On November 22, The Animal and Plant Health Inspection Service (APHIS) published the phytosanitary requirements Colombian producers interested in exporting mangoes to the United States must meet. The requirements are detailed in a work plan between both phytosanitary authorities: APHIS (for the U.S.) and the Colombian Agricultural Institute (ICA, for Colombia).
Mango imports will be subject to phytosanitary risk mitigation measures such as hot water treatment or phytosanitary irradiation. Nowadays, the main suppliers of mango to the U.S. are Mexico with a 57 percent share, followed by Peru (15 percent), Ecuador and Brazil (10 percent each) and Guatemala (three percent). These countries export under conditions equivalent to those authorized for Colombia.
According to the Ministry of Agriculture and Fedemango (Colombian Mango Federation), Colombia exports US$ 2 million worth of mangoes to more than 10 countries in the world including Canada, France, the Netherlands and Belgium. There are approximately 35,000 hectares (85,000 acres) of mangoes in Colombia that have an average yield per hectare of 10 tons, estimating a national production of 350,000 tons. Cundinamarca is the department with the highest production, followed by Antioquia and Norte de Santander.
An expected decision
“This is well overdue and as the Colombian export market has grown as well as the development and commercialization of new varieties, it was expected,” says Gonzalo Garcia of mango exporter Tropi Gold. “This opens up a huge market for Colombian mangos. We have several varieties here from the baby mango to Yulima, Nam dok mai and Tommy. Mangos are one of the biggest consumed fruits in the U.S.”
The USDA notes that in the last 10 years, consumption of mangoes has grown by 63 percent, going from 2.24 to 3.65 pounds per capita. It also reports that U.S. imports 98 percent of the mango worldwide which represented around $493 million, equivalent to 549,000 tons of mango in 2020. So, a shift in Colombian supplies is to be expected. “Certainly demand of mango and consumption levels will divert a large majority of shipments to the U.S. Since mangoes are produced domestically only four months of the year in the U.S., this translates to a great demand for eight months,” says Garcia.

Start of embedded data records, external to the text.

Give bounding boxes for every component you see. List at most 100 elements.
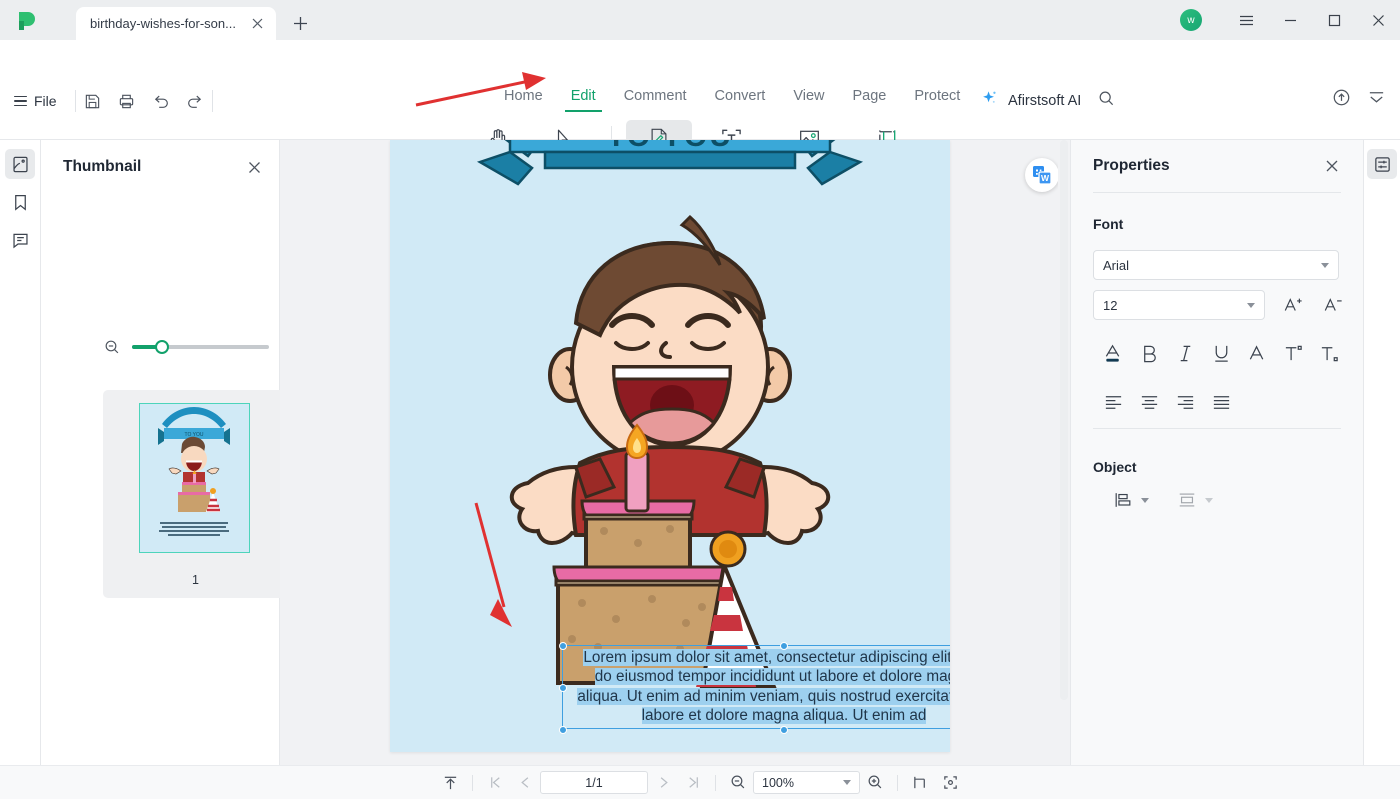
slider-knob[interactable] <box>155 340 169 354</box>
thumbnail-page-preview[interactable]: TO YOU <box>139 403 250 553</box>
zoom-level-value: 100% <box>762 775 794 790</box>
next-page-icon[interactable] <box>648 770 678 796</box>
page-number-input[interactable]: 1/1 <box>540 771 648 794</box>
zoom-out-icon[interactable] <box>101 336 123 358</box>
font-color-icon[interactable] <box>1095 338 1131 368</box>
paragraph-align-toolbar <box>1095 387 1239 417</box>
thumbnail-panel: Thumbnail TO YOU 1 <box>41 140 295 799</box>
align-right-icon[interactable] <box>1167 387 1203 417</box>
close-icon[interactable] <box>243 156 265 178</box>
cloud-upload-icon[interactable] <box>1332 88 1351 112</box>
app-menu-button[interactable] <box>1224 0 1268 40</box>
close-window-button[interactable] <box>1356 0 1400 40</box>
increase-font-size-icon[interactable] <box>1275 290 1311 320</box>
fit-page-icon[interactable] <box>935 770 965 796</box>
title-bar: birthday-wishes-for-son... w <box>0 0 1400 40</box>
file-menu-button[interactable]: File <box>34 93 57 109</box>
last-page-icon[interactable] <box>678 770 708 796</box>
text-line-1: Lorem ipsum dolor sit amet, consectetur … <box>583 649 950 666</box>
strikethrough-icon[interactable] <box>1239 338 1275 368</box>
first-page-icon[interactable] <box>480 770 510 796</box>
text-box-content[interactable]: Lorem ipsum dolor sit amet, consectetur … <box>563 648 950 725</box>
document-vertical-scrollbar[interactable] <box>1058 140 1070 765</box>
sidebar-item-bookmark[interactable] <box>5 187 35 217</box>
decrease-font-size-icon[interactable] <box>1315 290 1351 320</box>
menu-item-protect[interactable]: Protect <box>900 88 974 112</box>
menu-item-comment[interactable]: Comment <box>610 88 701 112</box>
resize-handle-nw[interactable] <box>559 642 567 650</box>
quick-access-toolbar: File <box>14 86 213 116</box>
object-section-label: Object <box>1093 459 1137 475</box>
bold-icon[interactable] <box>1131 338 1167 368</box>
search-icon[interactable] <box>1098 90 1115 112</box>
left-icon-rail <box>0 140 41 799</box>
selected-text-box[interactable]: Lorem ipsum dolor sit amet, consectetur … <box>559 642 950 734</box>
font-family-select[interactable]: Arial <box>1093 250 1339 280</box>
font-format-toolbar <box>1095 338 1347 368</box>
maximize-button[interactable] <box>1312 0 1356 40</box>
menu-bar: Home Edit Comment Convert View Page Prot… <box>490 88 974 112</box>
convert-to-word-icon[interactable]: W <box>1025 158 1059 192</box>
resize-handle-sw[interactable] <box>559 726 567 734</box>
sidebar-item-comment[interactable] <box>5 225 35 255</box>
resize-handle-s[interactable] <box>780 726 788 734</box>
undo-icon[interactable] <box>144 86 178 116</box>
pdf-page[interactable]: TO YOU <box>390 140 950 752</box>
menu-item-view[interactable]: View <box>779 88 838 112</box>
text-line-2: do eiusmod tempor incididunt ut labore e… <box>594 668 950 686</box>
zoom-level-select[interactable]: 100% <box>753 771 860 794</box>
italic-icon[interactable] <box>1167 338 1203 368</box>
collapse-ribbon-icon[interactable] <box>1367 88 1386 112</box>
chevron-down-icon[interactable] <box>1205 497 1213 503</box>
subscript-icon[interactable] <box>1311 338 1347 368</box>
ribbon-right-icons <box>1332 88 1386 112</box>
underline-icon[interactable] <box>1203 338 1239 368</box>
ai-assistant-label[interactable]: Afirstsoft AI <box>1008 93 1081 109</box>
hamburger-icon[interactable] <box>14 95 27 107</box>
right-icon-rail <box>1363 140 1400 799</box>
align-objects-icon[interactable] <box>1108 487 1138 513</box>
new-tab-button[interactable] <box>285 8 315 38</box>
menu-item-page[interactable]: Page <box>839 88 901 112</box>
avatar[interactable]: w <box>1180 9 1202 31</box>
menu-item-edit[interactable]: Edit <box>557 88 610 112</box>
close-icon[interactable] <box>248 15 266 33</box>
thumbnail-page-card[interactable]: TO YOU 1 <box>103 390 288 598</box>
menu-item-home[interactable]: Home <box>490 88 557 112</box>
resize-handle-w[interactable] <box>559 684 567 692</box>
fit-width-icon[interactable] <box>905 770 935 796</box>
scrollbar-thumb[interactable] <box>1060 140 1068 700</box>
chevron-down-icon <box>1321 262 1329 268</box>
divider <box>897 774 898 791</box>
save-icon[interactable] <box>76 86 110 116</box>
sidebar-item-properties[interactable] <box>1367 149 1397 179</box>
print-icon[interactable] <box>110 86 144 116</box>
sidebar-item-thumbnail[interactable] <box>5 149 35 179</box>
minimize-button[interactable] <box>1268 0 1312 40</box>
ribbon: File Home Edit Comment Convert View Page <box>0 40 1400 173</box>
zoom-out-icon[interactable] <box>723 770 753 796</box>
align-justify-icon[interactable] <box>1203 387 1239 417</box>
menu-item-convert[interactable]: Convert <box>701 88 780 112</box>
font-size-select[interactable]: 12 <box>1093 290 1265 320</box>
font-family-value: Arial <box>1103 257 1130 273</box>
arrange-objects-icon[interactable] <box>1172 487 1202 513</box>
redo-icon[interactable] <box>178 86 212 116</box>
document-canvas[interactable]: TO YOU <box>280 140 1070 765</box>
thumbnail-panel-header: Thumbnail <box>63 156 265 178</box>
thumbnail-zoom-slider[interactable] <box>132 340 269 354</box>
chevron-down-icon[interactable] <box>1141 497 1149 503</box>
page-number-value: 1/1 <box>585 775 603 790</box>
zoom-in-icon[interactable] <box>860 770 890 796</box>
document-tab[interactable]: birthday-wishes-for-son... <box>76 7 276 40</box>
superscript-icon[interactable] <box>1275 338 1311 368</box>
align-center-icon[interactable] <box>1131 387 1167 417</box>
app-logo-icon <box>14 8 40 34</box>
font-size-steppers <box>1275 290 1351 320</box>
align-left-icon[interactable] <box>1095 387 1131 417</box>
close-icon[interactable] <box>1321 155 1343 177</box>
scroll-to-top-icon[interactable] <box>435 770 465 796</box>
previous-page-icon[interactable] <box>510 770 540 796</box>
resize-handle-n[interactable] <box>780 642 788 650</box>
font-size-value: 12 <box>1103 297 1118 313</box>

Among mango varieties, Colombia produces several of them including Hilacha (39 percent), Tommy (20 percent), Keitt (10 percent), Yulima (10 percent) and baby mango (five percent). In turn, Garcia says changes will be needed in Colombia mango production. “Mango farming will have to expand in Colombia to match increasing demand from the states. Most varieties are year round and we expect to see production volumes growing in the coming years to meet demand in the states,” he says.
“The announcement is an important achievement for our country and represents a great opportunity for the Colombian agricultural sector due to our capacity to harvest fresh produce throughout the year,” said Flavia Santoro, president of ProColombia, the government agency in charge of promoting Colombian exports internationally, in a press release. “The breakthrough is a result of the sanitary diplomacy strategy that has allowed various Colombian products access to the American market. This is also a reason to take advantage of the Free Trade Agreement we have in force with the United States since 2012.”